For a brief moment on Monday, the Pentagon acknowledged a letter saying U.S. forces would leave Iraq.
And for a brief moment, the world was stunned. President Donald Trump, after all, had just finished threatening Iraq with sanctions if American forces were shooed out of the country. What accounted for the reversal?
Within a few minutes, the Pentagon straightened itself out. The letter declaring a withdrawal was real, but it was a draft that never should have been released publicly, military leaders said.
It all started a few minutes before 3 p.m. ET Monday, when The Washington Post’s Mustafa Salim posted a copy of a letter from Marine Corps Brig. Gen. William Seely to the Iraqi joint operations task force, announcing what appeared to be a complete withdrawal of American forces from Iraq.

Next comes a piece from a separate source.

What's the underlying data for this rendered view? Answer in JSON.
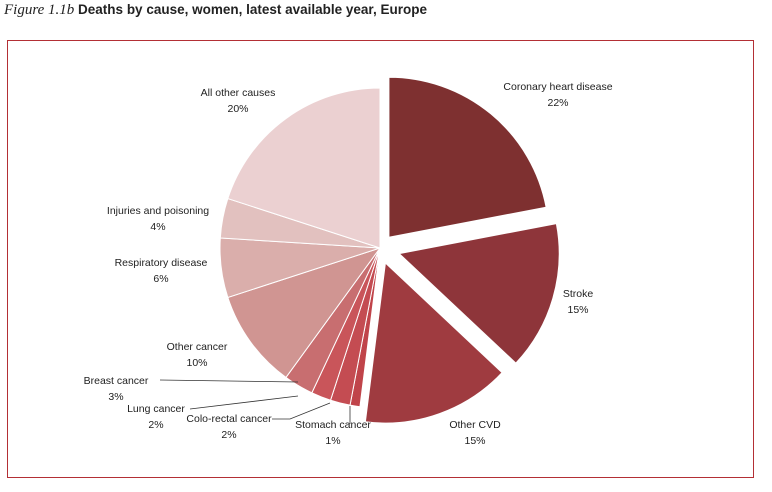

— Mustafa Salim (@Mustafa_salimb) January 6, 2020
In the copy of Seely’s letter that circulated online Friday, the brigadier general said that, in deference to Iraq’s sovereignty “and as requested by the Iraqi Parliament and the Prime Minister,” the U.S.-led coalition in the country “will be repositioning forces over the course of the coming days and weeks to prepare for onward movement.” The letter later described “movement out of Iraq.”
It was a reference to the resolution the Iraqi parliament approved Sunday calling for the expulsion of U.S. troops from the country, which came in response to the American airstrike that killed senior Iranian commander Qasem Soleimani outside a Baghdad airport last week.
“We respect your sovereign decision to order our departure,” Seely concluded his letter.
Before long, the Pentagon began confirming to reporters that the letter was authentic.
But then came more news: Seely’s written words didn’t represent the actual position of the United States.
Within an hour, Defense Secretary Mark Esper told reporters that there’d been “no decision whatsoever to leave Iraq.” After that, the chairman of the Joint Chiefs of Staff, Gen. Mark Milley, told reporters that the letter was a draft that should not have been released.
The letter was “poorly worded” and “implies withdrawal,” Milley said. “That is not what’s happening.” Rather, he said, the letter was meant to convey a repositioning of American troops within Iraq.
The implication in the message — that American forces were leaving Iraq after nearly two decades — was, he said, “an honest mistake.”